International | Aug 19 2009

By Chris Shaw

Recent economic growth data show the massive fiscal stimulus program instigated by the Chinese Government has provided a boost to the Chinese economy, especially in the six months to the end of the March quarter this year, but in the view of Standard Chartered there are now signs this boost is quickly fading.

This coincides with the Ministry of Finance dialing back on its monetary policy settings, making what it describes as a “moderate adjustment” without providing much detail on what this actually means.

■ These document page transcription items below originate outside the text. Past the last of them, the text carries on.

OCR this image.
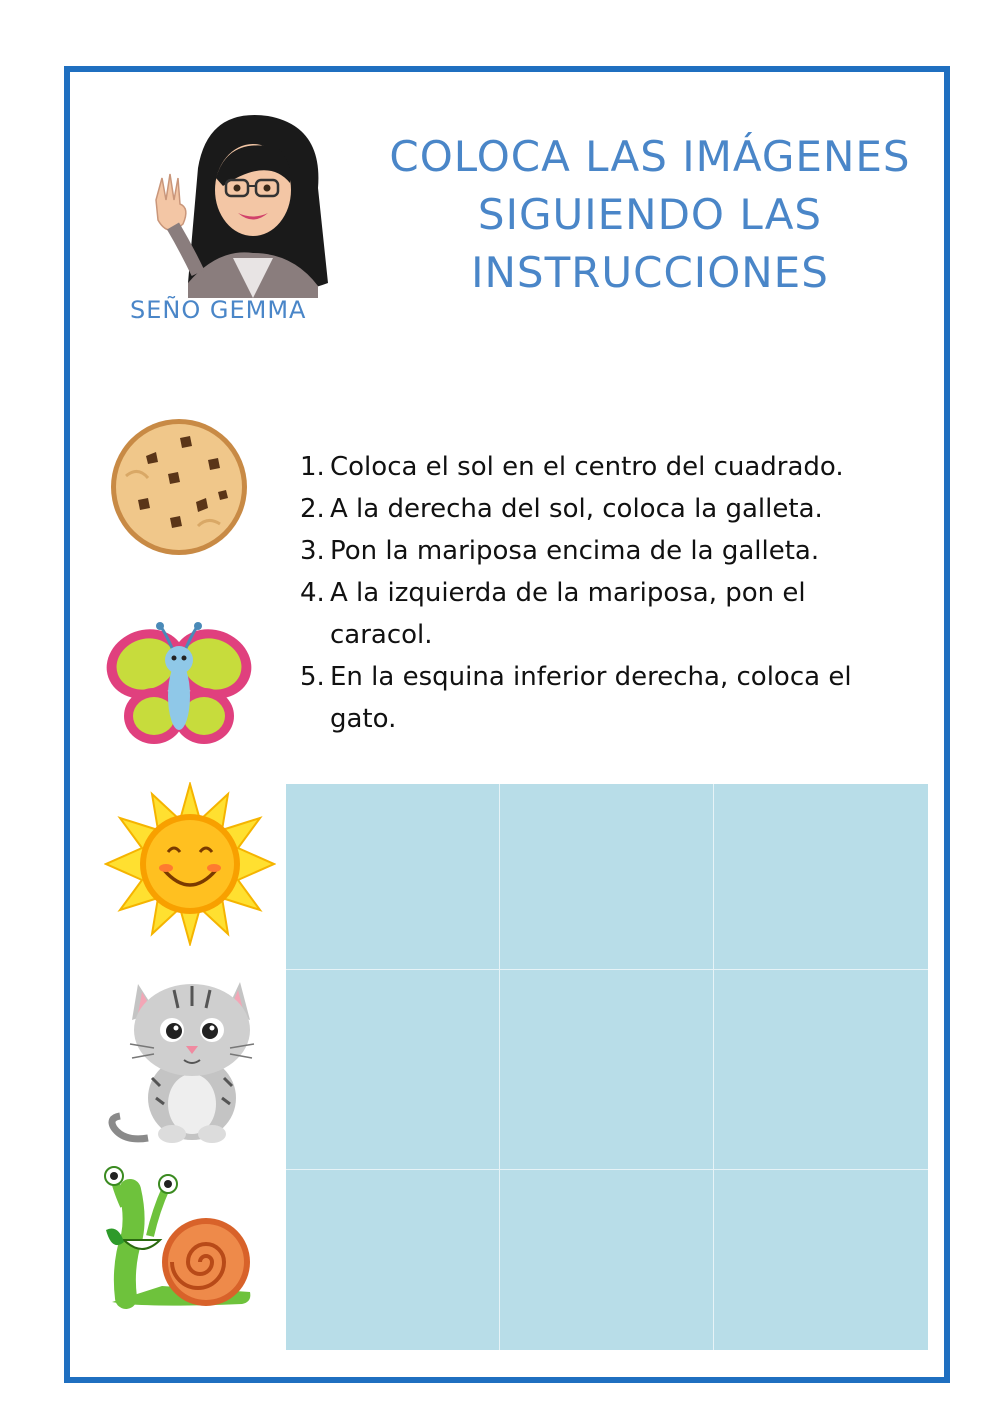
SEÑO GEMMA
COLOCA LAS IMÁGENES
SIGUIENDO LAS
INSTRUCCIONES
1. Coloca el sol en el centro del cuadrado.
2. A la derecha del sol, coloca la galleta.
3. Pon la mariposa encima de la galleta.
4. A la izquierda de la mariposa, pon el caracol.
5. En la esquina inferior derecha, coloca el gato.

Given concerns it could mean something along the lines of increasing the deposit reserve requirement for banks or even an increase in interest rates, shares in China have sold off heavily in recent weeks.

The impact on growth of the Ministry’s decision to scale back its settings has been significant in Standard Chartered’s view, as on its numbers the fiscal stimulus measures equated to around five percentage points of nominal year-on-year growth in the first quarter, a number Standard Chartered estimates subsequently fell back to just 0.3 percentage points in the second quarter.

While the trend towards less stimulus is good from the point of view of easing concerns about any potential overheating, at the same time it raises concerns about the potential for a weakening in what remains a fragile economy. Standard Chartered’s view is reality will likely be somewhere in the middle, meaning while the rate of growth in the economy is now moderating, there is not a big chance of a major double dip in terms of the growth outlook.

In the group’s view, there will likely be some impact on activity levels as the stimulus fades, as spending on the likes of rural infrastructure, equipment buying by hospitals and the construction of schools and clinics will slow, especially as it relates to project starts. As well, any slowdown in infrastructure spending is likely to have a less than positive impact on asset prices in the group’s view, which could also feed through to a weaker growth outlook in coming periods.

A further problem for the Chinese economy, according to Standard Chartered, is the Chinese Government’s management style, as it is based on achieving certain targets. For example, Standard Chartered notes the Ministry of Finance has a target for revenue growth of 8.2% for this year and given the weaker global economic environment this is stopping it from bringing in measures such as tax cuts that would actually help the corporate sector.

This issue gets worse as you move down the line, the group pointing out many city and district governments are reportedly being asked to generate revenue growth of as much as 11% just so the Ministry can be assured of hitting its numbers.

This all means as the fiscal stimulus fades it will be increasingly difficult for companies in China to pick up the slack, which also suggests some concern over the growth outlook for the Chinese economy looks justified as the stimulus measures ease.